10. Por tanto, hermanos, puesto que en Dios es lo mismo el poder que la justicia —cuanto digas de él, dices siempre lo mismo, aunque nada digas de manera digna—, no puedes decir que el Hijo es igual al Padre por la justicia y no lo es por el poder, o que es igual por el poder y desigual por la ciencia, puesto que, si es igual en alguna cosa, lo es en todas. Todas las cosas que allí afirmas son idénticas y valen lo mismo. Basta, pues, puesto que no eres capaz de decir cómo el Hijo es desigual al Padre, a no ser que establezcas algunas diversidades en la sustancia de Dios. Y, si las introduces, te arroja fuera la verdad y no accedes a aquel santuario de Dios donde se le ve con absoluta claridad. Dado que no puedes afirmar que es igual en una parte y desigual en otra, puesto que en Dios no hay partes, tampoco puedes decir que en una es igual y en otra es menor, puesto que en Dios no existen cualidades. En cuanto Dios, no puedes hablar de igualdad si no es de igualdad absoluta. ¿Cómo, pues, puedes decir que es menor, a no ser porque tomó la forma de siervo? Por tanto, hermanos, estad siempre atentos a estas cosas. Si en el uso de las Escrituras tomáis una norma fija, la misma luz os mostrará todas las cosas. De esta manera, cuando encontréis que se dice que el Hijo es igual que el Padre, aceptadlo en cuanto a la divinidad. En cambio, por lo que se refiere a la forma asumida de siervo, reconocedle menor. Respectivamente, según se ha dicha: Yo soy el que soy; y: Yo soy el Dios de Abrahán, y el Dios de Isaac, y el Dios de Jacob24; así os aferraréis a lo que es en su naturaleza y lo que es en su misericordia.

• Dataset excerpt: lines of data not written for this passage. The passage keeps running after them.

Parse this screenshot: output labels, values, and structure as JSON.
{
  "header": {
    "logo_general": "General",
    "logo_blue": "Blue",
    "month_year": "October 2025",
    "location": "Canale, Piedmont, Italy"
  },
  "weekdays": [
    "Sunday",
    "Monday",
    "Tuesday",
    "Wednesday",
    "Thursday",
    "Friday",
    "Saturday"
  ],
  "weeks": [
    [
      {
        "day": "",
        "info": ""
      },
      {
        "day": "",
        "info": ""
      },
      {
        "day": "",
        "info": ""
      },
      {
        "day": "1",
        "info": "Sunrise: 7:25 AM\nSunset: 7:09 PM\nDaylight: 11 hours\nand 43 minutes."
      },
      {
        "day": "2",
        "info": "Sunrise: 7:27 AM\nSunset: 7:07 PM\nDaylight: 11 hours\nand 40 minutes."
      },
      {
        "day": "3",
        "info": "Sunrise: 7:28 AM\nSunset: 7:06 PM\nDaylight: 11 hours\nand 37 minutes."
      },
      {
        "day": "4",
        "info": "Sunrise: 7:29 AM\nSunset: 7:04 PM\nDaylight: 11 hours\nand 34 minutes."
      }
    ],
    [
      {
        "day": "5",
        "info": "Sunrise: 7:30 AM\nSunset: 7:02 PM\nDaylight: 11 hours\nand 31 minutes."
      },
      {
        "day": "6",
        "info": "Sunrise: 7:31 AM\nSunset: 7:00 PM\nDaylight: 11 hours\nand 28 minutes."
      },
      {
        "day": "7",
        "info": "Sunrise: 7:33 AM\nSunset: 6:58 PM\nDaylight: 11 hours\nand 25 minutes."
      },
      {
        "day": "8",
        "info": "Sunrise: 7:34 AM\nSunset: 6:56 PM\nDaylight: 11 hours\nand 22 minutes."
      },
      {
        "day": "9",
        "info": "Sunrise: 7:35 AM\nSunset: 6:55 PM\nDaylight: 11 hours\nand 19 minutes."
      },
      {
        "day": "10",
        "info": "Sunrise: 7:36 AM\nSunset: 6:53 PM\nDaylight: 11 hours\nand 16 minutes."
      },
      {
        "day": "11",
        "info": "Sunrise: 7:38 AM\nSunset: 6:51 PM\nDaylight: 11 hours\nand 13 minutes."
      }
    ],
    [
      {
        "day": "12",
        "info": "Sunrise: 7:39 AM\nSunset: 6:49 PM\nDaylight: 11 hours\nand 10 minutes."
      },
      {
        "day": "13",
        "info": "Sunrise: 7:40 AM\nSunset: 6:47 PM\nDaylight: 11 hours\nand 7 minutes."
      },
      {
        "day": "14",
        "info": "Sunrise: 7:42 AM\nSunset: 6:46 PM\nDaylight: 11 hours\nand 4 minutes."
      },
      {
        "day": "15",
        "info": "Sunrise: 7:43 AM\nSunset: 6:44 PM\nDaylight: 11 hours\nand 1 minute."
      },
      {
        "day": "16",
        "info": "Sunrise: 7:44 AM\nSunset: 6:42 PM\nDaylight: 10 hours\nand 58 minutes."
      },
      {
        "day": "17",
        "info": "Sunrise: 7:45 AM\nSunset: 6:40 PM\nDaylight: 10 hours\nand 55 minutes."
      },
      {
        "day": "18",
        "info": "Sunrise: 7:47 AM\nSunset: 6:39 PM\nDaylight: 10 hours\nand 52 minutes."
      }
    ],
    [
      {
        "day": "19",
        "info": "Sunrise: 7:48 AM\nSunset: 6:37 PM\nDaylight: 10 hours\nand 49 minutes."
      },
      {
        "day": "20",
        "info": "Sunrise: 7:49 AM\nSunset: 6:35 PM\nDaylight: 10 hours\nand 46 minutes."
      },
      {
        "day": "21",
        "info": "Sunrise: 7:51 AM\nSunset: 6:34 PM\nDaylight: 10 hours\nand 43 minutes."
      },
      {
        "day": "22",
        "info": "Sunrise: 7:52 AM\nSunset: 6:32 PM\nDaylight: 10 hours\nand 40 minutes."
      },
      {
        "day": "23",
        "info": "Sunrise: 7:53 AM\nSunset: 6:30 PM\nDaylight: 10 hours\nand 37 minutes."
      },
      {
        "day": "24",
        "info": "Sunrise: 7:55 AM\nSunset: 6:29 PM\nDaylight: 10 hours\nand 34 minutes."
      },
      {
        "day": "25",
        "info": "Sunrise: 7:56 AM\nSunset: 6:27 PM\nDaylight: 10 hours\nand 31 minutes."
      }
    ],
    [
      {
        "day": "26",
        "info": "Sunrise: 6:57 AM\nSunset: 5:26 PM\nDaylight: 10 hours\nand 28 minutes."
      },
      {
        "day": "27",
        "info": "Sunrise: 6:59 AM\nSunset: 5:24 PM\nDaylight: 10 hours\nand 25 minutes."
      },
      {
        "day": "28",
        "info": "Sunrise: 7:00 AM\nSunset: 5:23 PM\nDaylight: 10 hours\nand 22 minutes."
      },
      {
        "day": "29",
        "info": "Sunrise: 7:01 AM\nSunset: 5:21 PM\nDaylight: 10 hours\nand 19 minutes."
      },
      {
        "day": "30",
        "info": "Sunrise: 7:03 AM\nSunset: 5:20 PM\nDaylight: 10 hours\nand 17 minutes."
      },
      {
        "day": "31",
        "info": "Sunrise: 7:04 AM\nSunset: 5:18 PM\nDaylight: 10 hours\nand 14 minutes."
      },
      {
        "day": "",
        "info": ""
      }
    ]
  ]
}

Pienso que ya he hablado bastante también de aquel modo por el que a Jesucristo nuestro Señor y Salvador, hecho mediador y cabeza de la Iglesia, por quien nos reconciliamos con Dios, se le indica en las Escrituras como Dios y hombre.

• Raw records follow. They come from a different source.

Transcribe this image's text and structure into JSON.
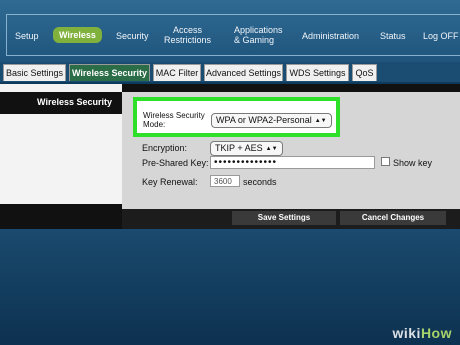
{
  "topnav": {
    "items": [
      {
        "label": "Setup"
      },
      {
        "label": "Wireless"
      },
      {
        "label": "Security"
      },
      {
        "label": "Access",
        "label2": "Restrictions"
      },
      {
        "label": "Applications",
        "label2": "& Gaming"
      },
      {
        "label": "Administration"
      },
      {
        "label": "Status"
      },
      {
        "label": "Log OFF"
      }
    ],
    "active": "Wireless"
  },
  "subtabs": {
    "items": [
      "Basic Settings",
      "Wireless Security",
      "MAC Filter",
      "Advanced Settings",
      "WDS Settings",
      "QoS"
    ],
    "active": "Wireless Security"
  },
  "section_title": "Wireless Security",
  "form": {
    "security_mode_label_line1": "Wireless Security",
    "security_mode_label_line2": "Mode:",
    "security_mode_value": "WPA or WPA2-Personal",
    "encryption_label": "Encryption:",
    "encryption_value": "TKIP + AES",
    "psk_label": "Pre-Shared Key:",
    "psk_value": "••••••••••••••",
    "show_key_label": "Show key",
    "show_key_checked": false,
    "renewal_label": "Key Renewal:",
    "renewal_value": "3600",
    "renewal_unit": "seconds"
  },
  "actions": {
    "save": "Save Settings",
    "cancel": "Cancel Changes"
  },
  "select_arrows": "▲▼",
  "watermark": {
    "part1": "wiki",
    "part2": "How"
  },
  "colors": {
    "accent_green": "#7fb13c",
    "highlight_green": "#2fe02a",
    "nav_blue": "#2f6a93",
    "active_tab": "#2b6d47"
  }
}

11. El tercer modo tiene lugar cuando se anuncia el Cristo total en cuanto Iglesia, es decir, la cabeza y el cuerpo. La cabeza y el cuerpo forman un único Cristo; no en el sentido de que no esté íntegro sin el cuerpo, sino en cuanto que se dignó ser un todo íntegro con nosotros el que aun sin nosotros existe íntegro no sólo en cuanto Palabra, como Hijo unigénito del Padre, sino incluso en el hombre mismo que tomó, con el cual es, al mismo tiempo, Dios y hombre. Con todo, hermanos, ¿cómo somos nosotros su cuerpo y él un único Cristo con nosotros? ¿Dónde encontramos que el único Cristo lo forman la cabeza y el cuerpo, es decir, la cabeza con su cuerpo? En Isaías, la Esposa habla con el esposo como en singular; ciertamente es una y misma persona la que habla. Pero ved lo que dice: Como a esposo, me ciñó la diadema, y como a esposa, me revistió de adornos25. Como a esposo y como a esposa; a la misma persona llama esposo, en cuanto cabeza, y esposa, en cuanto cuerpo. Parecen dos y es uno solo. De otro modo, ¿cómo somos miembros de Cristo? El Apóstol lo dice clarísimamente: Vosotros sois el cuerpo de Cristo y sus miembros26. Todos en conjunto somos los miembros y el cuerpo de Cristo; no sólo los que estamos en este recinto, sino también los que se hallan en la tierra entera; ni sólo los que viven ahora, sino también, ¿qué he de decir? Desde el justo Abel hasta el fin del mundo, mientras haya hombres que engendren y sean engendrados, cualquier justo que pase por esta vida, todo el que vive ahora, es decir, no en este lugar, sino en esta vida, todo el que venga después; todos ellos forman el único cuerpo de Cristo y cada uno en particular son miembros de Cristo. Si, pues, en conjunto son el cuerpo y en particular son miembros, tiene que haber una cabeza para ese cuerpo. Y él mismo es, dice, la cabeza del cuerpo de la Iglesia; el primogénito, el que tiene el primado27. Y como dijo también de él que siempre es la cabeza de todo principado y potestad28, esta Iglesia, peregrina ahora, se asocia a aquella otra Iglesia celeste, donde tenemos a los ángeles como ciudadanos, y pecaríamos de arrogantes al pretender ser iguales a ellos tras la resurrección de los cuerpos, de no haberlo prometido la Verdad al decir: Serán iguales a los ángeles de Dios29. Así se constituye la única Iglesia, la ciudad del gran rey.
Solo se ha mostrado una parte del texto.